La punta gastada del lápiz le tizna los dedos; pero la hoja sigue blanca como la nieve, y cada vez le nacen más letras. Miles de días con sus noches le han devorado un poco los ojos, pero ellos y las manos de la mujer continúan obstinados en seguir escribiendo el diccionario «más completo, más útil, más acucioso y más divertido de la lengua castellana, dos veces más largo que el de la Real Academia de la Lengua, y —a mi juicio— más de dos veces mejor», según dijera el Premio Nobel de Literatura Gabriel García Márquez.
Cuentan que una tarde de 1953, cuando ya el menor de los hijos estudiaba la carrera de ingeniero industrial, la española María Moliner sintió que le sobraba el tiempo y, a sus 53 años, inició su amorosa tarea.
«Estando yo solita en casa cogí un lápiz, una cuartilla y empecé a esbozar un diccionario que yo proyectaba breve, unos seis meses de trabajo, y la cosa se ha convertido en 15 años», contaría.
Durante aquellos tres lustros, alrededor de diez horas diarias dedicaba al diccionario. Madrugaba siempre y, cuando llegaba la hora de desayunar, según los hijos, había que quitar las cosas de la mesa, acostumbrada ya a estar cubierta de frases, papeles, y el empeño y la paciencia de una bibliotecaria que pretendía acercar más las palabras y su uso a los hombres.
Las únicas herramientas de trabajo de María eran dos atriles y una máquina de escribir portátil. «Su mesa de trabajo no estaba en un despacho aislado, sino en el salón de la casa. Ella tenía una capacidad de concentración tremenda. Los niños correteábamos y ni se inmutaba; levantaba la cabeza de sus “fichas”, sonreía y seguía trabajando», recordaba Genoveva Pitarch, una de sus 13 nietos.
Pero los miles de minutos ante el montón de palabras dieron su fruto y, en 1966, la también filóloga y lexicógrafa dio por terminada su obra. Casi un millón de definiciones claras recogió en dos tomos y unas 3 000 páginas dieron forma a su Diccionario de uso del español, el cual, según ella, era «un instrumento para guiar en el uso del español tanto a los que lo tienen como idioma propio como a aquellos que lo aprenden».
Y aunque ya los libros estaban publicados, María siguió haciendo fichas. «Trabajó hasta el último momento, cuando se lo impidió la arterioesclerosis que padecía desde hacía cinco años», explicó uno de sus hijos.
María Moliner, la mujer que vivió 15 años entre letras y vocablos, murió sin lenguaje a fines de enero de 1981. La enfermedad cerebral le ocasionó pérdida de memoria, pero aún tenía varios metros de palabras nuevas que esperaba incluir en futuras ediciones.

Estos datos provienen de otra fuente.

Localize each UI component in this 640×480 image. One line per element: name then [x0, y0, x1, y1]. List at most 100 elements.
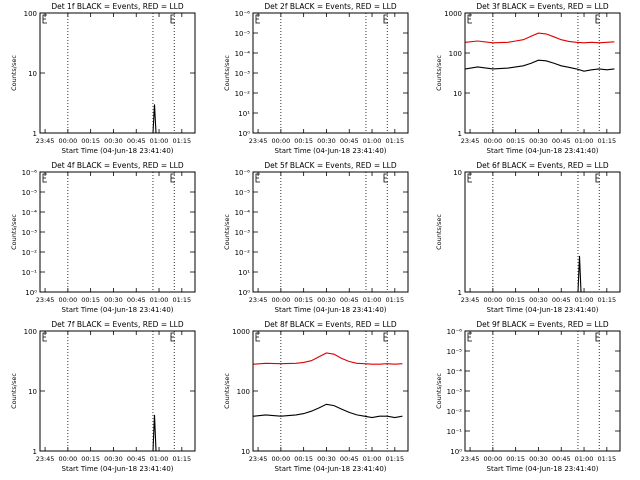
x-tick-label: 01:00 — [150, 296, 169, 304]
x-tick-label: 00:45 — [552, 137, 571, 145]
x-tick-label: 00:30 — [529, 455, 548, 463]
x-tick-label: 01:00 — [575, 296, 594, 304]
y-tick-label: 10⁻⁴ — [235, 50, 251, 58]
x-tick-label: 00:15 — [81, 137, 100, 145]
x-axis-label: Start Time (04-Jun-18 23:41:40) — [487, 465, 599, 473]
plot-title: Det 1f BLACK = Events, RED = LLD — [51, 2, 184, 11]
x-tick-label: 23:45 — [249, 137, 268, 145]
x-tick-label: 23:45 — [36, 455, 55, 463]
x-tick-label: 00:45 — [127, 137, 146, 145]
y-axis-label: Counts/sec — [435, 55, 443, 91]
y-tick-label: 10⁻¹ — [447, 428, 463, 436]
x-tick-label: 00:30 — [104, 296, 123, 304]
x-tick-label: 00:00 — [483, 296, 502, 304]
y-axis-label: Counts/sec — [435, 373, 443, 409]
x-tick-label: 23:45 — [461, 296, 480, 304]
x-tick-label: 00:00 — [271, 137, 290, 145]
plot-frame — [39, 330, 196, 452]
x-tick-label: 01:15 — [385, 296, 404, 304]
y-tick-label: 10⁻² — [235, 249, 251, 257]
plot-title: Det 3f BLACK = Events, RED = LLD — [476, 2, 609, 11]
y-tick-label: 1000 — [232, 328, 250, 336]
flag-marker — [42, 173, 47, 183]
plot-title: Det 8f BLACK = Events, RED = LLD — [264, 320, 397, 329]
plot-8: Det 8f BLACK = Events, RED = LLD Counts/s… — [223, 320, 409, 473]
plot-5: Det 5f BLACK = Events, RED = LLD Counts/s… — [223, 161, 409, 314]
y-tick-label: 10⁻⁵ — [22, 189, 38, 197]
y-axis-label: Counts/sec — [435, 214, 443, 250]
y-tick-label: 1 — [33, 448, 37, 456]
x-tick-label: 23:45 — [249, 296, 268, 304]
x-axis-label: Start Time (04-Jun-18 23:41:40) — [275, 306, 387, 314]
flag-marker — [383, 14, 388, 24]
plot-frame — [252, 12, 409, 134]
y-tick-label: 100 — [237, 388, 250, 396]
x-tick-label: 00:15 — [294, 455, 313, 463]
flag-marker — [255, 14, 260, 24]
x-tick-label: 00:00 — [58, 137, 77, 145]
series-line — [253, 403, 403, 419]
x-tick-label: 23:45 — [36, 296, 55, 304]
y-tick-label: 10⁻⁶ — [235, 10, 251, 18]
y-tick-label: 10⁻² — [447, 408, 463, 416]
plot-4: Det 4f BLACK = Events, RED = LLD Counts/s… — [10, 161, 196, 314]
y-tick-label: 100 — [449, 50, 462, 58]
y-tick-label: 1 — [33, 130, 37, 138]
y-tick-label: 10⁰ — [238, 130, 250, 138]
x-tick-label: 00:15 — [294, 137, 313, 145]
x-tick-label: 01:15 — [597, 137, 616, 145]
x-tick-label: 00:15 — [81, 455, 100, 463]
x-tick-label: 00:30 — [104, 455, 123, 463]
x-tick-label: 00:00 — [271, 296, 290, 304]
x-axis-label: Start Time (04-Jun-18 23:41:40) — [62, 306, 174, 314]
y-tick-label: 10 — [453, 169, 462, 177]
y-tick-label: 100 — [24, 10, 37, 18]
plot-6: Det 6f BLACK = Events, RED = LLD Counts/s… — [435, 161, 621, 314]
x-tick-label: 00:15 — [506, 296, 525, 304]
x-tick-label: 00:30 — [317, 137, 336, 145]
y-tick-label: 10⁻² — [22, 249, 38, 257]
x-tick-label: 01:00 — [150, 455, 169, 463]
flag-marker — [255, 173, 260, 183]
y-axis-label: Counts/sec — [223, 55, 231, 91]
plot-frame — [252, 171, 409, 293]
x-tick-label: 00:45 — [340, 455, 359, 463]
flag-marker — [467, 332, 472, 342]
plot-title: Det 6f BLACK = Events, RED = LLD — [476, 161, 609, 170]
x-tick-label: 00:15 — [81, 296, 100, 304]
y-tick-label: 10 — [453, 90, 462, 98]
flag-marker — [170, 332, 175, 342]
plot-frame — [252, 330, 409, 452]
x-tick-label: 01:00 — [575, 455, 594, 463]
y-tick-label: 10¹ — [238, 110, 250, 118]
y-tick-label: 10⁻⁵ — [235, 30, 251, 38]
y-tick-label: 10⁻⁴ — [235, 209, 251, 217]
x-axis-label: Start Time (04-Jun-18 23:41:40) — [487, 306, 599, 314]
y-tick-label: 100 — [24, 328, 37, 336]
x-tick-label: 01:00 — [363, 296, 382, 304]
x-tick-label: 23:45 — [36, 137, 55, 145]
x-axis-label: Start Time (04-Jun-18 23:41:40) — [275, 147, 387, 155]
x-tick-label: 00:45 — [552, 296, 571, 304]
plot-frame — [464, 12, 621, 134]
plot-3: Det 3f BLACK = Events, RED = LLD Counts/s… — [435, 2, 621, 155]
x-axis-label: Start Time (04-Jun-18 23:41:40) — [275, 465, 387, 473]
plot-frame — [464, 171, 621, 293]
flag-marker — [42, 14, 47, 24]
x-tick-label: 00:15 — [506, 455, 525, 463]
flag-marker — [595, 14, 600, 24]
x-tick-label: 00:30 — [529, 137, 548, 145]
y-axis-label: Counts/sec — [10, 373, 18, 409]
x-tick-label: 01:00 — [363, 455, 382, 463]
x-tick-label: 01:15 — [172, 296, 191, 304]
y-tick-label: 10⁻⁶ — [22, 169, 38, 177]
series-line — [253, 352, 403, 365]
x-tick-label: 00:45 — [340, 296, 359, 304]
plot-title: Det 4f BLACK = Events, RED = LLD — [51, 161, 184, 170]
plot-frame — [39, 12, 196, 134]
x-tick-label: 00:00 — [58, 455, 77, 463]
plot-title: Det 7f BLACK = Events, RED = LLD — [51, 320, 184, 329]
flag-marker — [383, 332, 388, 342]
flag-marker — [467, 173, 472, 183]
y-tick-label: 10 — [28, 70, 37, 78]
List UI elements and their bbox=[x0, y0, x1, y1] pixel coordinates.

«Me sentí como si hubiera perdido a alguien que sin saberlo había trabajado para mí durante muchos años… Ella tenía un método infinito: pretendía agarrar al vuelo todas las palabras de la vida», aseguró García Márquez.
Cerca de 30 000 ejemplares del Diccionario de uso del español se han presentado en sucesivas reimpresiones a partir de la primera publicación, pero siempre es un tesoro que se agota y hay que volver a sacarlo a la luz.
Por eso cuando hace unas semanas el escultor español Jesús Martínez Labrador puso en mis manos los tres tomos que María Moliner escribió sola y a lápiz, abrí los ojos como relojes y pensé en los días llenos de aquel grafito que le tiznaba los dedos y del que nacían cada vez más letras. Gracias, tengo ante mí las tres musas que una bibliotecaria convirtió en una de las obras más importantes del siglo.